Not if you use them strategically. The standard advice — which holds up — is to use straps on your heaviest sets and your higher-volume accessory work, but keep some training without straps to develop raw grip strength. Farmer’s walks, dead hangs, and even lighter warm-up sets done without straps provide enough grip stimulus. Using straps on every single exercise including light dumbbell curls would reduce grip stimulus unnecessarily, but that’s not what they’re designed for.
What exercises should I use lifting straps for?
The main ones are deadlifts, Romanian deadlifts, barbell rows, dumbbell rows, shrugs, rack pulls, lat pulldowns, and cable rows. Essentially any pulling movement where the load is primarily on the back, glutes, or hamstrings — and your grip giving out first would cut the set short.
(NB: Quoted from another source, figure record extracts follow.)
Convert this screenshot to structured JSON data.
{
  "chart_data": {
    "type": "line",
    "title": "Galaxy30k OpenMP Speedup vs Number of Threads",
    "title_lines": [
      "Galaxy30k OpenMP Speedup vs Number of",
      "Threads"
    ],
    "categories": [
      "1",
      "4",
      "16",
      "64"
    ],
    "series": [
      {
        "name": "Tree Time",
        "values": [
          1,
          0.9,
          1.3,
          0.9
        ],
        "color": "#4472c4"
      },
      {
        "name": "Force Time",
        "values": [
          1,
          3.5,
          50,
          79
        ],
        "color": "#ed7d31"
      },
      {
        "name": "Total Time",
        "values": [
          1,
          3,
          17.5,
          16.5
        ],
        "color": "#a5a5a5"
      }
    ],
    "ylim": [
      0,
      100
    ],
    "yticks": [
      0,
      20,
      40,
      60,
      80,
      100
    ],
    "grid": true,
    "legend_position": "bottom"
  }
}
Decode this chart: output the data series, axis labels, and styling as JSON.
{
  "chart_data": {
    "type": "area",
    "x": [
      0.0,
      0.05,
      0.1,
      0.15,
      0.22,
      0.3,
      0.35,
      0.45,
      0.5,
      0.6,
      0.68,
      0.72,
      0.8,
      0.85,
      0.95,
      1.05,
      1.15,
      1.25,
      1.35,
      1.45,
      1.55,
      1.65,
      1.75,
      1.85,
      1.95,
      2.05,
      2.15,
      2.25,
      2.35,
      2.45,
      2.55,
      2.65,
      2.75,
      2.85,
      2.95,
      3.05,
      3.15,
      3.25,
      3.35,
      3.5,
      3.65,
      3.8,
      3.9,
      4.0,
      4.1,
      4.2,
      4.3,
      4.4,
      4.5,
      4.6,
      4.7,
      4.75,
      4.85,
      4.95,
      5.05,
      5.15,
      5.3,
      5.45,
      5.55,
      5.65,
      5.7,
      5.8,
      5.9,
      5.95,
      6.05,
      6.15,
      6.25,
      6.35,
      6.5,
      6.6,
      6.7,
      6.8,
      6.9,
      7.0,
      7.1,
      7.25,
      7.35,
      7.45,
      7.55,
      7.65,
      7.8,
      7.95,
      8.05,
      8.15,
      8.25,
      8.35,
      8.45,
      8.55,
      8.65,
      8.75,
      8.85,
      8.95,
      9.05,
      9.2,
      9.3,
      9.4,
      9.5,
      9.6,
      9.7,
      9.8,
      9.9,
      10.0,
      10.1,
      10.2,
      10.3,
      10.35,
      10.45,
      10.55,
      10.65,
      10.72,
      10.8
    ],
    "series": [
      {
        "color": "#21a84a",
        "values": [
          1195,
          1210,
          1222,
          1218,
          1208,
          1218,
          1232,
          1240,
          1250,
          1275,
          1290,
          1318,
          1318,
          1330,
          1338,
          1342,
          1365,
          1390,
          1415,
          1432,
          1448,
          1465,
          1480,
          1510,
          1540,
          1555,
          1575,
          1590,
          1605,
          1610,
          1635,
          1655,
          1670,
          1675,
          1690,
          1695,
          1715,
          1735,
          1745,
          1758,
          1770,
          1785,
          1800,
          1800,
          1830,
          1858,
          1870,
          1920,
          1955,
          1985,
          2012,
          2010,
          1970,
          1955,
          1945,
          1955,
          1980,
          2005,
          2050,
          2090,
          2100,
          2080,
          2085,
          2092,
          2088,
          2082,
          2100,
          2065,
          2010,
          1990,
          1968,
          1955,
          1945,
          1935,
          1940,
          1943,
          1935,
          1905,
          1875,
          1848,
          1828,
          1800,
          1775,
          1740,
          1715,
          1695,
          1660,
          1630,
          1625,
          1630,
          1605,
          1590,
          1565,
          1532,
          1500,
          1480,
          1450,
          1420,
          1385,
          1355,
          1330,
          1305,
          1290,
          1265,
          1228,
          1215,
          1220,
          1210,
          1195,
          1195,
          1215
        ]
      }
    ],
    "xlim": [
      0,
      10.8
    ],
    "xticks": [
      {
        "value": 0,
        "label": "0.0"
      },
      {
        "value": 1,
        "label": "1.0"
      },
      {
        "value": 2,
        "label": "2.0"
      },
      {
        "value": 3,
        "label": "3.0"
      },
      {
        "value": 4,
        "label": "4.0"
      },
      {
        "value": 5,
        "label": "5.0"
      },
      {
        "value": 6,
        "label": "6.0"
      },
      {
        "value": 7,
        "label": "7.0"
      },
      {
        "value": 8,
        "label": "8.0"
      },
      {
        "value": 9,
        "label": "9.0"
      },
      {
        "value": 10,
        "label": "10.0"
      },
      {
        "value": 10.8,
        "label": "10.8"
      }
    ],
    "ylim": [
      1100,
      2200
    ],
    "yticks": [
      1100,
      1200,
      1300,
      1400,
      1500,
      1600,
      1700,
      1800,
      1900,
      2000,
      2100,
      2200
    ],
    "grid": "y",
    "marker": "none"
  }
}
Do not use straps for Olympic lifts like cleans or snatches (you need to release the bar quickly), for pressing movements, or for any exercise where grip strength is itself the training goal.
How do I put on lifting straps correctly?
Thread your wrist through the small loop so the loop sits just above the wrist crease. Lay the tail of the strap across your palm — it should cross diagonally from pinky-side to thumb-side. Reach down, wrap the tail under the bar once (or twice for a thicker bar or heavier load), then grip the bar and the wrapped tail together. As you lift and the bar tries to roll, the strap locks tighter. After the set, open your hand and the strap releases. If a left/right marking is printed on the strap, follow it — putting the wrong strap on the wrong wrist reverses the tail direction and ruins the wrap.
Are cheap lifting straps from Amazon safe to use?
Generally yes for moderate loads, but inspect the stitching at the loop seam before your first use. Run the strap through a light test under bodyweight first. The main failure mode on low-quality straps is the seam tearing under load, which would cause the bar to drop suddenly — that’s a safety issue. If the stitching looks sparse, the thread looks thin, or the seam already shows fraying on a brand-new strap, return it. Spending £12–£18 rather than under £10 significantly reduces the chance of buying a strap with a structural problem.
Can I use lifting straps on a Smith machine or cable machine?
Yes. Straps work on any bar or handle you can wrap them around — Smith machine bars, cable machine bars, T-bar rows, and dumbbell handles all work fine. On cable machine attachments with a V-bar or rope, you’ll need to wrap around one of the handles rather than the attachment point itself — the technique is the same, just applied to a thinner implement. A shorter strap (18 inches) is generally easier to manage on smaller diameter cable handles than a longer 23-inch strap.